It dies because I am. So. Tired. Of the pressure. Of the incessant chatter of tv personalities and social commentators saying “good for them!” “Anyone who is mad is just jealous” “what’s your excuse?” “these women are terrible mothers” “these women are selfish” etc etc.
It dies because it is another of an endless list of examples of media judging a women’s worth on her body. These people don’t care if this mom is happy, if she is healthy, if she is a good mom. They care that she lost the weight SOOO fast. Because that, folks, is something to be proud of. Or something to be ashamed of, depending on who you ask.
Why why why do we women buy into this?? Why do we wage wars at each other? Judging each other for not losing the weight fast enough or for losing it too fast. For not caring enough or for caring too much.
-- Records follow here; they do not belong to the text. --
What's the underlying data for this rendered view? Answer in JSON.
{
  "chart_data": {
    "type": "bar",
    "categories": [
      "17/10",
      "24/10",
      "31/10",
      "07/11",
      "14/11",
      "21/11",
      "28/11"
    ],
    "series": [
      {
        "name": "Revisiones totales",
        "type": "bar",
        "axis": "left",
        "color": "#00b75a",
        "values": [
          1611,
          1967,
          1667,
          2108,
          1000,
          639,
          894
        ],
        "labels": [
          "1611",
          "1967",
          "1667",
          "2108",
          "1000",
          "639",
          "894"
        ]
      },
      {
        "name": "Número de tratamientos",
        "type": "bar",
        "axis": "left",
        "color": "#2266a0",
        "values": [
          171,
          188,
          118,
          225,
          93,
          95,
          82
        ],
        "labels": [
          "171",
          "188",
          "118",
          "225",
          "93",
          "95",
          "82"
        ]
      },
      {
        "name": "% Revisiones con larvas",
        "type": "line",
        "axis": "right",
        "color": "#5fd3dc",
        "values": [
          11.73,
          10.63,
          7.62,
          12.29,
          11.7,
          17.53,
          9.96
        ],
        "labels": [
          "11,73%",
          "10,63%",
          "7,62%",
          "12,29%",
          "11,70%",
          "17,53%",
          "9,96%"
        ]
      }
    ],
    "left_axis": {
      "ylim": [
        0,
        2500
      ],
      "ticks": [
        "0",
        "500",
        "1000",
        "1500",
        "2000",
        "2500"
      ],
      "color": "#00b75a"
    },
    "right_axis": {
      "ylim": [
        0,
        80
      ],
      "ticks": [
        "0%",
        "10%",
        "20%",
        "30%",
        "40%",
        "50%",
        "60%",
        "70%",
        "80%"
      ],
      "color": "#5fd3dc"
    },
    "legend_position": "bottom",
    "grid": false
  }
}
It makes me so angry, so personally angry because I have been there. I anticipated with a nervous excitement how “quick” my weight loss would be after my daughter was born. I remember a deep sense of shame that at six weeks postpartum, I was nowhere near ready for a bikini. A deep sense of shame when some of my friends didn’t comment on the way I looked after my daughter was born because I assumed that meant I did bad. I was ugly. I was fat.
When people I didn’t know found out I had a baby and gasped, telling me how amazing I looked, that everyone must hate me, I felt so good about myself. I probably literally glowed when I heard those comments. Because at that time, that was all I was being fed. Lose the weight lose the weight lose the weight and everyone will be jealous! You will be BETTER than everyone else who has had a baby and didn’t lose it as fast as you.
I am so angry because I wasted several months of my life believing that crap. Instead of spending time bonding with my sweet baby, taking a nap, taking a bath, reading, growing my mind, filling my soul, I cared only about my body. I am angry that the media told me this is how I should feel, and much more angry that I believed it.
I am angry because I have seen other women struggle with these feelings. With believing that a compliment about your pants size is the ultimate compliment after giving birth. I have seen women I love beat themselves up over the way they look, hate each other for their weight “success” stories.
Women – we are so. Much. More. Than. Our. Bodies. So much more than how fast we drop our baby weight.